Declan kicks out one of the back windows of the third car we find—a sleek black sporty thing that looks as if it could fly. He opens the door and unlocks the rest, resting his electroshock guns on the floorboard. As he dusts glass onto the concrete, I say, “What am I supposed to do?”

He wipes his eyes with the back of his hand, shaking his head. Something loud crashes behind the parking garage door. “Nothing if we don’t hurry up,” he says.

“Get out of the vehicle!” a voice says.

I turn to see a guard standing several feet away from us. His gun is positioned right at my chest. “Surrender, Virtue. Then nobody gets hurt,” the guard says. He takes a hesitant step in the direction of the car. “No sudden movements, either.”

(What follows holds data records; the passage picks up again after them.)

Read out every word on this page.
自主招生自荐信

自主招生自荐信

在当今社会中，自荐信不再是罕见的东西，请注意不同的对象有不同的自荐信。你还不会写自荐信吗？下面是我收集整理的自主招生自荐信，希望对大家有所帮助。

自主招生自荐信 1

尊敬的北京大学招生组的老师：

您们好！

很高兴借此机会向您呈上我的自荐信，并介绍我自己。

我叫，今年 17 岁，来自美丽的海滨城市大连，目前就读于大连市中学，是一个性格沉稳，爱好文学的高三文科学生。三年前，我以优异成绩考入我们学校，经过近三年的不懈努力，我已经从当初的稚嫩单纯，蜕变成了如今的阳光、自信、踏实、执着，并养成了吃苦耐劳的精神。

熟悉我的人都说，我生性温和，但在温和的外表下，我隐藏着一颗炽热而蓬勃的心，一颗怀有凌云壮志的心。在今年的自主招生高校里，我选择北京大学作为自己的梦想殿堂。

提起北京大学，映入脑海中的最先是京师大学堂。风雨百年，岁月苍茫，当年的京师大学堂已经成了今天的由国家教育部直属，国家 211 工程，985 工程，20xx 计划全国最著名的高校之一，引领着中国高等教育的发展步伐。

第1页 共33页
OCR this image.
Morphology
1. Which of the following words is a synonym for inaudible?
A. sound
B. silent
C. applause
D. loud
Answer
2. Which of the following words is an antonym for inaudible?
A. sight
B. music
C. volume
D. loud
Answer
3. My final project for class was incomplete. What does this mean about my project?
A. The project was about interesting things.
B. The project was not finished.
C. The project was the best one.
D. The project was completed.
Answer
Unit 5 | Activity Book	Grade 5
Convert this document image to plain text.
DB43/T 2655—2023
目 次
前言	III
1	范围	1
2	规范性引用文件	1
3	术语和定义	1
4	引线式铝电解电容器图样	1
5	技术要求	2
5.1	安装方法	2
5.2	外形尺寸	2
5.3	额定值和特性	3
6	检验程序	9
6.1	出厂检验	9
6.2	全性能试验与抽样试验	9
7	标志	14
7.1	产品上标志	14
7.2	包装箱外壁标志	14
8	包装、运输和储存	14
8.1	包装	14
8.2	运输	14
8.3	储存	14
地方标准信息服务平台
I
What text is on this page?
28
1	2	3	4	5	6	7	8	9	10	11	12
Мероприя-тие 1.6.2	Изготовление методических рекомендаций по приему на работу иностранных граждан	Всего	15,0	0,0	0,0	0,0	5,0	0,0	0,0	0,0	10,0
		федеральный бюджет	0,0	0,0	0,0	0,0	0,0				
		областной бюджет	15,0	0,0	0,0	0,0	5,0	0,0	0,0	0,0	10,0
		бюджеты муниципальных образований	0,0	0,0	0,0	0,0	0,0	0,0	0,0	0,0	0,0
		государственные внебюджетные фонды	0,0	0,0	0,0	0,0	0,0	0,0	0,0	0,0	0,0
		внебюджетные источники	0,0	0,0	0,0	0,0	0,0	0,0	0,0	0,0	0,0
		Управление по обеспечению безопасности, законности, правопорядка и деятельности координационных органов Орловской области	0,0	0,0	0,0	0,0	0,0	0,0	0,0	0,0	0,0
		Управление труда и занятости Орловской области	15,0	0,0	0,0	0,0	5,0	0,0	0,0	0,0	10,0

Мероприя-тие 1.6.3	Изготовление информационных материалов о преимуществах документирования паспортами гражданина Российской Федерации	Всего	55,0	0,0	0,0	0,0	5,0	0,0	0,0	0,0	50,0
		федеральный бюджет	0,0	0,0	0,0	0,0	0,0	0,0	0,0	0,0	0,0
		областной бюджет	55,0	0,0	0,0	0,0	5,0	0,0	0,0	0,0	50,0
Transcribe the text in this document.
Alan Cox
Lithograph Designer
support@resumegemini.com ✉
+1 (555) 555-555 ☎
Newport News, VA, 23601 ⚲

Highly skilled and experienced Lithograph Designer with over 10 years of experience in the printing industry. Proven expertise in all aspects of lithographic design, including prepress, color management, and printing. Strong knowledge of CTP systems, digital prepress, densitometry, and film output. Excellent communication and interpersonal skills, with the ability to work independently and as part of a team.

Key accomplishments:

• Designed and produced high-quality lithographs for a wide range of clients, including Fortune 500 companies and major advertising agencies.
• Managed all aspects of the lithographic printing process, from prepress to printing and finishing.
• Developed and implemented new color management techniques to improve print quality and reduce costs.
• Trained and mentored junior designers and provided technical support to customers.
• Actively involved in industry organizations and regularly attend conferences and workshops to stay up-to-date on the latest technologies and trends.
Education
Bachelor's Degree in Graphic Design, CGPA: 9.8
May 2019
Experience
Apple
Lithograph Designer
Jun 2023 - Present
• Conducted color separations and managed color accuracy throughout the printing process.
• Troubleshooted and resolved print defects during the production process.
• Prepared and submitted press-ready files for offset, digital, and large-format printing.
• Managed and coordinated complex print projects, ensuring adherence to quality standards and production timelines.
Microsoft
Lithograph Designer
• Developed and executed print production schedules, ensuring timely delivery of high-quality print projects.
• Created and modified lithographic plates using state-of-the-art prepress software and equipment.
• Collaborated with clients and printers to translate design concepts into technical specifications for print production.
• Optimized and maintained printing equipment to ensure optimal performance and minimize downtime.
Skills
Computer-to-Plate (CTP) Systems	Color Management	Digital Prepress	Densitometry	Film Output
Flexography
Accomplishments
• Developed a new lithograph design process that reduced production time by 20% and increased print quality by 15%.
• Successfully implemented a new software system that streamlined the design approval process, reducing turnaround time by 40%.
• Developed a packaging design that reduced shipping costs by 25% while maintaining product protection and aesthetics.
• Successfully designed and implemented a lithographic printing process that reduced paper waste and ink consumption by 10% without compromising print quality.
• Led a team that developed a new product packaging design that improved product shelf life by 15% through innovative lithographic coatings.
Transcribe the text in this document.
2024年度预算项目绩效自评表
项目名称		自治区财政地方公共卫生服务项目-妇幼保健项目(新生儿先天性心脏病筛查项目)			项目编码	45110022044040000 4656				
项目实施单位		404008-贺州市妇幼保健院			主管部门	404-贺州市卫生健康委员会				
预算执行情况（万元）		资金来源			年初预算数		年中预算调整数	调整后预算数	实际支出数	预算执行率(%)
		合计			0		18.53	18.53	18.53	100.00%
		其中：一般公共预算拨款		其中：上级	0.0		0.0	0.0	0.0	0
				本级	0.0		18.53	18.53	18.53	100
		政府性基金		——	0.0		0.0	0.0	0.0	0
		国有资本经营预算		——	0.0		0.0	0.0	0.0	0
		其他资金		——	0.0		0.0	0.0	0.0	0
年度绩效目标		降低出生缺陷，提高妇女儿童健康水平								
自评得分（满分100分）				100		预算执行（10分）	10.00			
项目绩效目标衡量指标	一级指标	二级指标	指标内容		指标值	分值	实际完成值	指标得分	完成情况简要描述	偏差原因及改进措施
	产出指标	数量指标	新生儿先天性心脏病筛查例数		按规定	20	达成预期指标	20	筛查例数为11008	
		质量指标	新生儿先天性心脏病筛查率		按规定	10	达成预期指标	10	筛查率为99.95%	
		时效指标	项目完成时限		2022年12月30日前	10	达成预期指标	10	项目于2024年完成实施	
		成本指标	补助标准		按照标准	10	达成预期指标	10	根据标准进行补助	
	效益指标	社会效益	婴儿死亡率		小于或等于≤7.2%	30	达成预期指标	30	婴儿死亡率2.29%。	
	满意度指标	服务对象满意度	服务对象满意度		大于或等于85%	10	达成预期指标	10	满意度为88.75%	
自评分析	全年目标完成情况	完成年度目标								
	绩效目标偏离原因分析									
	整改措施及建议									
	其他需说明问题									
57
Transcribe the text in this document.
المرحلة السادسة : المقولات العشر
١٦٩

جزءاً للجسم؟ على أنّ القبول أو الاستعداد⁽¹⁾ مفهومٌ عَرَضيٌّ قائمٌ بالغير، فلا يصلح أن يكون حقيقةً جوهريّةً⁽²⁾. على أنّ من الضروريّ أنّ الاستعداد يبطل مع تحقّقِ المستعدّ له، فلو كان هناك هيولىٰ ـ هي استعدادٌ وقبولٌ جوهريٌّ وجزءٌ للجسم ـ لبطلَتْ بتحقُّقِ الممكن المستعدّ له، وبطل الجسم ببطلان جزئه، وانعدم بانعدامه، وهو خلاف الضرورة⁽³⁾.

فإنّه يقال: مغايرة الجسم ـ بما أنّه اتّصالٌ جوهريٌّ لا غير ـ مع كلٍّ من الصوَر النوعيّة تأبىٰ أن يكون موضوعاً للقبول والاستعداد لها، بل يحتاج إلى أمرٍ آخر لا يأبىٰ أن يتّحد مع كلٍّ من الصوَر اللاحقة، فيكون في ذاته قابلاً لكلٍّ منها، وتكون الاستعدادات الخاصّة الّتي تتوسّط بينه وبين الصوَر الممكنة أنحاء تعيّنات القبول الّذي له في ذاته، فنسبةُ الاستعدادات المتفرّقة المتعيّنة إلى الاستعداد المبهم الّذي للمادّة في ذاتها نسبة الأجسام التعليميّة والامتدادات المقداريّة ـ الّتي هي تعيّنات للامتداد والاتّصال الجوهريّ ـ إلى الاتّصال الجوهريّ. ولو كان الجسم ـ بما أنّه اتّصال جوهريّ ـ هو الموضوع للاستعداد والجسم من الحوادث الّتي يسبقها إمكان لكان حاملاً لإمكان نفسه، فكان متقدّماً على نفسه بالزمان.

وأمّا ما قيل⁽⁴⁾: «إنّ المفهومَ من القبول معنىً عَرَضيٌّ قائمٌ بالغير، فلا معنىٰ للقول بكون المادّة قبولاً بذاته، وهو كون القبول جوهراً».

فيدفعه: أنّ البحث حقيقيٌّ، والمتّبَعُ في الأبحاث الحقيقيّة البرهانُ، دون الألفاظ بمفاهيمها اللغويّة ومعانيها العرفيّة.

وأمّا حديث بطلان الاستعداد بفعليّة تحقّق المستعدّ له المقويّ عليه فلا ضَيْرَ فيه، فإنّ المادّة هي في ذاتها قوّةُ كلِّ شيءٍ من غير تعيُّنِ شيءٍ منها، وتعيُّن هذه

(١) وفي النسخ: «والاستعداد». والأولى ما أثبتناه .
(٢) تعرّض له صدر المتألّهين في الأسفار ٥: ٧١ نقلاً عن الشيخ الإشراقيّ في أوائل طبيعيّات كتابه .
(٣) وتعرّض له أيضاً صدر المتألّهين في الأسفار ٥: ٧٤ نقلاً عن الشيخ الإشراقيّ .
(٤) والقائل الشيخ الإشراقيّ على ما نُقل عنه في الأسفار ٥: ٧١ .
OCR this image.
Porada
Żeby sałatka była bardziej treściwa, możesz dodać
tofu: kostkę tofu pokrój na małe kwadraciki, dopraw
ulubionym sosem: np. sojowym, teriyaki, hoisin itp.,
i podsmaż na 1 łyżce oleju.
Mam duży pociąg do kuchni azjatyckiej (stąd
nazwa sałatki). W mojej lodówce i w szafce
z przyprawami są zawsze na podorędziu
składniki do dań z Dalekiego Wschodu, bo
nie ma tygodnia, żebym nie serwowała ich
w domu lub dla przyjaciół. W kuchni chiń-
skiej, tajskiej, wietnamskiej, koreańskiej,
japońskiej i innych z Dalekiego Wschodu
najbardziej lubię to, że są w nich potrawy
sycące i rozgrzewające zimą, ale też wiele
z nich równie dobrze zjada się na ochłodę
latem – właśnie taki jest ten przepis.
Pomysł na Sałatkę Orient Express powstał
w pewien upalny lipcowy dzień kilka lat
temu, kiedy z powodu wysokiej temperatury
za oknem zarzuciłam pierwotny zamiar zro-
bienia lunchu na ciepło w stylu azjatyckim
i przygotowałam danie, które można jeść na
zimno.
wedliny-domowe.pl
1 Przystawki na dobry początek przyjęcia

I have no way to fight. The electroshock guns are in the car. I’d have to bend over to reach them and by then the guard will have fired at Declan or me or both of us.

Declan catches my eye and he shakes his head slightly. He lowers his eyes, and I see his knife where it has fallen on the ground...right next to my feet.

“Virtue, step away from the car, or I’ll be forced to shock you.”

I slip my toe under the knife and kick it up. I catch it, wrapping my fingers around the hilt, keeping my eyes focused on the guard.

“Where are the rest of you?” I demand.

He sneers. “Oh, they’re coming.”

I blink away tears, and, just as I open my eyes, I see his trigger finger move. I act without thinking. I act like Olivia. The knife sinks into the hand holding the electroshock gun and he drops it, screaming.

The car engine comes to life and Declan jumps out. “Go, Claudia,” he orders, shoving me into the driver’s seat. “I’ll be...I’ll be fine.”

“What do I do?” I shriek as he closes the door, leaving me alone in the car. He’s condemning himself, and there’s nothing I can do about it.

“The code is 789312,” he says quickly. It’s not the same code he gave me in the building, but I say nothing as Declan continues, “Type it in and hit the
Chauffer
button. It’ll take you where you need to go.” He looks down at me, his gray eyes full of emotion, and I lose my breath. “And, Virtue? I’m so sorry.” The sound of more guards rushing into the parking garage pulls him away from me. “Go!” Declan yells.

Trembling, I touch the flat screen, swiftly entering the six-digit code. “Welcome, Phoebe Coleman,” the AcuSystem’s robotic voice says as a menu appears on the screen. I jab the flashing
Chauffer
button, and the engine revs. The words
Park
and then
Drive
flash across the screen, and a second later, I feel the car lurch forward.

As the car speeds off, I see Declan crumble to the ground in the rearview mirror.